Joseph Spak at UBS is especially skeptical. He increased his price target to $226 per share in November, but kept his sell rating. He thinks the market is giving Tesla too much credit for its artificial intelligence (AI) ambitions. His outlook implies 49% downside.

Shares of Palantir Technologies (NASDAQ: PLTR) have more than quadrupled this year due to a series of strong financial results. But most Wall Street analysts now view the stock as overpriced. The median 12-month target of $39 per share implies 47% downside from the current share price of $74.

Brent Thill at Jefferies is particularly bearish. He reiterated his price target of $28 per share in November and kept a sell rating on the stock. Thill sees valuation as a serious problem for Palantir.
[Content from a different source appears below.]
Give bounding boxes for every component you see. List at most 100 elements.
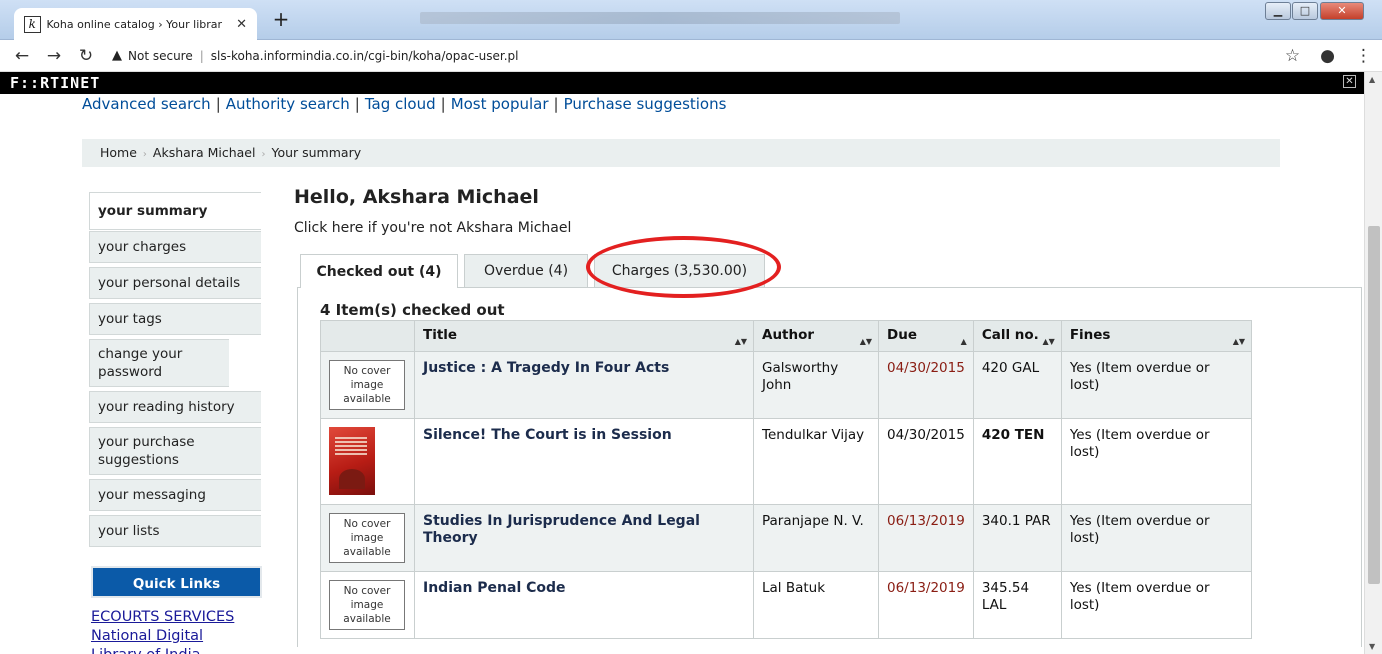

His outlook implies 62% downside.

Here's what investors should know about Tesla and Palantir.

Tesla: The stock UBS believes could fall 49%

Tesla reported encouraging third-quarter financial results. Revenue increased 8% to $25.1 billion on strong sales growth in the energy generation and storage segment, as well as the services segment (supercharging, insurance). Gross margin expanded 195 basis points due in part to an increase in full self-driving (FSD) sales, and non-GAAP (adjusted) earnings climbed 9% to $0.72 per diluted share.

Admittedly, revenue and earnings growth were far from spectacular, but gross profit margin hit 19.8% in the quarter, the highest level since 2022. That was encouraging because Tesla has been caught in a cycle where rising interest rates weakened demand, creating a need for price cuts that hurt profits. In fact, earnings had fallen in the previous four quarters. But interest rates are dropping and margins are expanding, which hints at better days ahead.

Additionally, CEO Elon Musk on the earnings call reiterated certain comments he made at the Cybercab event in October. Tesla plans to release an unsupervised version of its FSD software and open a ride-hailing service to the public in California and Texas next year. That would increase its addressable market. Spending on autonomous ride-hailing could hit $5 trillion by 2030, according to Statista.

However, Wall Street expects Tesla's adjusted earnings to increase 29% in the next year. That estimate makes the current valuation of 180 times adjusted earnings look expensive, but earnings growth may accelerate in the future as Tesla earns more revenue from FSD and scales its robotaxi business. In other words, the current valuation may be less expensive in hindsight.